Forecasted Cash Flows (Monthly Totals):
           Forecasted_Cash_Flow
2021-01-31        $7,927,806.78
2021-02-28       $14,509,168.09
2021-03-31        $8,664,907.50
2021-04-30       $13,616,487.03
2021-05-31        $8,535,528.59
2021-06-30       $12,946,588.00
2021-07-31        $7,993,856.99
2021-08-31        $7,394,533.49
2021-09-30       $11,124,180.60
2021-10-31        $6,769,380.82


In [61]:
# Clean index and values for discounting
forecasted_cash_flows_df.index = pd.to_datetime(forecasted_cash_flows_df.index, format='%d.%m.%Y')
forecasted_cash_flows_df.sort_index(inplace=True)
# Set up discounting variables
annual_discount_rate = 0.05
monthly_discount_rate = (1 + annual_discount_rate) ** (1 / 12) - 1
valuation_date = pd.to_datetime('2020-12-31')

# Calculate month offsets from valuation date
months_diff = ((forecasted_cash_flows_df.index.year - valuation_date.year) * 12 +(forecasted_cash_flows_df.index.month - valuation_date.month))

# Calculate discount factors
discount_factors = (1 + monthly_discount_rate) ** (-months_diff)

# Calculate present value for each cash flow
present_values = forecasted_cash_flows_df['Forecasted_Cash_Flow'] * discount_factors

In [62]:
# Final present value of the portfolio
portfolio_value = round(present_values.sum(), 2)
print(f"Final Portfolio Valuation (Discounted to 31 Dec 2020): CHF {portfolio_value:,.2f}")

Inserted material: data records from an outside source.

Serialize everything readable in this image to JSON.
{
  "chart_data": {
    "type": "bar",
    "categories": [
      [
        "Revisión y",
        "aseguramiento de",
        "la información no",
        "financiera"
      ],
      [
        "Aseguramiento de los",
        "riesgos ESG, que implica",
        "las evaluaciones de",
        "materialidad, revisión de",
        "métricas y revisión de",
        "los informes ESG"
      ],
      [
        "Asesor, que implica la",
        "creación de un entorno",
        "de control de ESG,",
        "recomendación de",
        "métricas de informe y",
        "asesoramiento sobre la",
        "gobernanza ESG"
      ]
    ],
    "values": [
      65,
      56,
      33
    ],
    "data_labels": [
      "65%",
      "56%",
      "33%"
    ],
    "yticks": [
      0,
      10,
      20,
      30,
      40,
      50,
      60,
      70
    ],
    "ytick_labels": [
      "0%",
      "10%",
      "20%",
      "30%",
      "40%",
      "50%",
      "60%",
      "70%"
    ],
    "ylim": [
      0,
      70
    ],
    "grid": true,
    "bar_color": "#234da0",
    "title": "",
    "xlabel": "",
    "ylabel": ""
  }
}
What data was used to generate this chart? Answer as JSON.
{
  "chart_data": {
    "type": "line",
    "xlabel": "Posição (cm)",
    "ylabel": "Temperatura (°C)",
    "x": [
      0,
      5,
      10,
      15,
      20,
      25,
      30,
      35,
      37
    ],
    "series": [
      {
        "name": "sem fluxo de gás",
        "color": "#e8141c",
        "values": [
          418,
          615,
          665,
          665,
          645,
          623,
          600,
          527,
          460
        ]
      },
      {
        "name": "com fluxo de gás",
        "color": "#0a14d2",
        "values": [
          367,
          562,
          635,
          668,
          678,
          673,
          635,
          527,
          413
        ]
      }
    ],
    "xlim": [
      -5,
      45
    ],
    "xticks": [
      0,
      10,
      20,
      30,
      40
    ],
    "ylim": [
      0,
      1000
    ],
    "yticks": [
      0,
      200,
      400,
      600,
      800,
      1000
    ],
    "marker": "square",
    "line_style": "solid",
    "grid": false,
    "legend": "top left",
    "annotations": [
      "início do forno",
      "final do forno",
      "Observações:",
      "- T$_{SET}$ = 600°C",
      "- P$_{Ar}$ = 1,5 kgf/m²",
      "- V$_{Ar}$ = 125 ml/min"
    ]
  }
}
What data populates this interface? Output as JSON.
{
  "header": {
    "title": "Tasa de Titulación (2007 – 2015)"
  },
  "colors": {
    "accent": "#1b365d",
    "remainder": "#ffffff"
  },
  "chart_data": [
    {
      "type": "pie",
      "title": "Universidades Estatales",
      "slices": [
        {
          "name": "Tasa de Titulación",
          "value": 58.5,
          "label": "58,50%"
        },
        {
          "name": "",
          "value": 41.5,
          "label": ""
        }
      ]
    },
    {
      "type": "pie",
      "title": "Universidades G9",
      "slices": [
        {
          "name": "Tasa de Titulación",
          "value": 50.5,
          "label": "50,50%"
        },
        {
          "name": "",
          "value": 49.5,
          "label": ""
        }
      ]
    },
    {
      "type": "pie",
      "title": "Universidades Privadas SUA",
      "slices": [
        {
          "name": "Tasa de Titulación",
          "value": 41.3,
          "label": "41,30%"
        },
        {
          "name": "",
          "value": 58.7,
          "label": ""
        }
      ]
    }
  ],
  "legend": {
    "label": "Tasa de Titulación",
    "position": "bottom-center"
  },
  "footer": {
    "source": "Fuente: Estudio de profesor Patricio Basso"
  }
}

Final Portfolio Valuation (Discounted to 31 Dec 2020): CHF 137,876,240.63


The client’s estimate of the portfolio value was CHF 84’993’122.67. We will compute both the absolute and relative difference. The audit team considers any difference smaller than CHF 500’000 to be acceptable given the size of the portfolio.

In [63]:
# Client estimate
client_estimate = 84993122.67
absolute_diff = round(abs(portfolio_value - client_estimate), 2)
relative_diff = round((absolute_diff / client_estimate) * 100, 2)

print(f" Client Estimate: CHF {client_estimate:,.2f}")
print(f" Absolute Difference: CHF {absolute_diff:,.2f}")
print(f" Relative Difference: {relative_diff}%")

# Threshold check
threshold = 500000
if absolute_diff < threshold:
    print(" Within acceptable audit threshold (CHF 500,000).")
else:
    print(" Exceeds acceptable audit threshold.")

 Client Estimate: CHF 84,993,122.67
 Absolute Difference: CHF 52,883,117.96
 Relative Difference: 62.22%
 Exceeds acceptable audit threshold.


# Conclusion
Based on the expected repayment percentages provided and a 5% annual discount rate, our model estimates the portfolio value as of 31 December 2020 to be CHF 137,876,240.63, which exceeds the client’s estimate of CHF 84,993,122.67 by approximately CHF 52.88 million (+62.22%). 

The model suggests significantly higher value than the client’s estimate.

Forecasted repayments appear optimistic based on historical averages.

The client may be:

Using a more conservative repayment assumption

Accounting for defaults, charge-offs, or economic risk not modeled here

Our model assumes full repayment according to historical averages, whereas the client may have factored in expected credit losses, delinquency, or write-offs.

It is suggested that it might be helpful to reconcil assumptions with the client — particularly around repayment expectations, loss assumptions, and discounting methodology — to ensure alignment for audit validation and financial reporting.